To achieve the object in view the author compares characteristics of optimal and empirical algorithms. The paper considers herewith either classical detecting procedures (optimal and quasi-optimal), ignoring PSM of an object, or detecting procedures accounting for such uncertainty factor in received polarizing channels as PSM of an object. Detecting characteristics evaluation is carried out using the Monte-Carlo technique. The author considers the cone and cylinder at various aspect angles as typical observed objects models. Based on the carried out analysis, the inference on the effectiveness of the procedures, accounting for the a priori unknown PSM compared to classical procedures, is drawn.
The carried out analysis revealed that optimal detecting rules under complete polarization analysis (CPA), accounting for such uncertainty factors in received signal as PSM, are certainly more effective than the classical ones.
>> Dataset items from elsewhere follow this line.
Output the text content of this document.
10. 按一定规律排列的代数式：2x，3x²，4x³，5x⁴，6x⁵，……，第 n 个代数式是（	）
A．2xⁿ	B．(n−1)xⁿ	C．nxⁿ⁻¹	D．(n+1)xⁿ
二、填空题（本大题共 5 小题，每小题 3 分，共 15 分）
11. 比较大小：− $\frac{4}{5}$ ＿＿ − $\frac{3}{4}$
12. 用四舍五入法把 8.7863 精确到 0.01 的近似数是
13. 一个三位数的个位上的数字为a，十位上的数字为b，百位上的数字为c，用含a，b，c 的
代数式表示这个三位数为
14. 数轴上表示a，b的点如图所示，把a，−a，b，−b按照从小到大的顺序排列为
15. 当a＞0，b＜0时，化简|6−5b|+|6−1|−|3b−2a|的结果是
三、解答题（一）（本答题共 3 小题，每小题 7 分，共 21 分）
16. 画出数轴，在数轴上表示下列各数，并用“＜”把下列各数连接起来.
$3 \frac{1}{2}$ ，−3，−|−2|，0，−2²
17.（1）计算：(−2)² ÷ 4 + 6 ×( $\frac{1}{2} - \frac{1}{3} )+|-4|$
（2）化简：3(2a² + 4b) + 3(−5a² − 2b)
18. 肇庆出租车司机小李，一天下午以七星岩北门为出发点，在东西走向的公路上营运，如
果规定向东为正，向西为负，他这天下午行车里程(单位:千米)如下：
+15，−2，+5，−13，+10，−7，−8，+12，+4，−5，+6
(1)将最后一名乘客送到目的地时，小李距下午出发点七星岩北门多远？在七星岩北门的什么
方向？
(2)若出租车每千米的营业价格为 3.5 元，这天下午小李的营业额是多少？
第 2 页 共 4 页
Among these rules, accounting for a priori unknown PSM, the optimal detecting rule with CPA and uniform space distribution of the PSM elements appeared to be the most effective. Moreover, despite rather complex technical realization of this rule, its implementation is justified by high efficiency compared to classical detecting rules.
Keywords:complete polarization analysis, polarization scattering matrix, the optimal detection, detection characteristics, Monte-Carlo method, modeling
Kalashnikov V.B., Verdenskaya N.V., Ivanova I.A. Vestnik vozdushno-kosmicheskoi oborony, 2014, no.3 (3), pp. 104 — 111.
Kalashnikov V.B. Materialy II Vserossiiskoi nauchno-tekhnicheskoi konferentsii «Perspektivy razvitiya RLS dal’nego obnaruzheniya i integrirovannykh sistem i kompleksov informatsionnogo obespecheniya Vozdushno-kosmicheskoi oborony», Moscow, 2014, pp. 223 — 229.
Sosulin YU.G. Teoreticheskie osnovy radiolokatsii i radionavigatsii (Theoretical Basics of Radiolocation and Radio Navigation), Moscow, Radio i Svyaz’, 1999, 304 p.
Novak L.M., Sechtin M.B., Cardullo M.J. Studies of Target Detection Algorithms That Use Polarimetric Radar Data, IEEE Transactions on Aerospace and Electronic Systems, vol. AES-25, No.2, March, 1989.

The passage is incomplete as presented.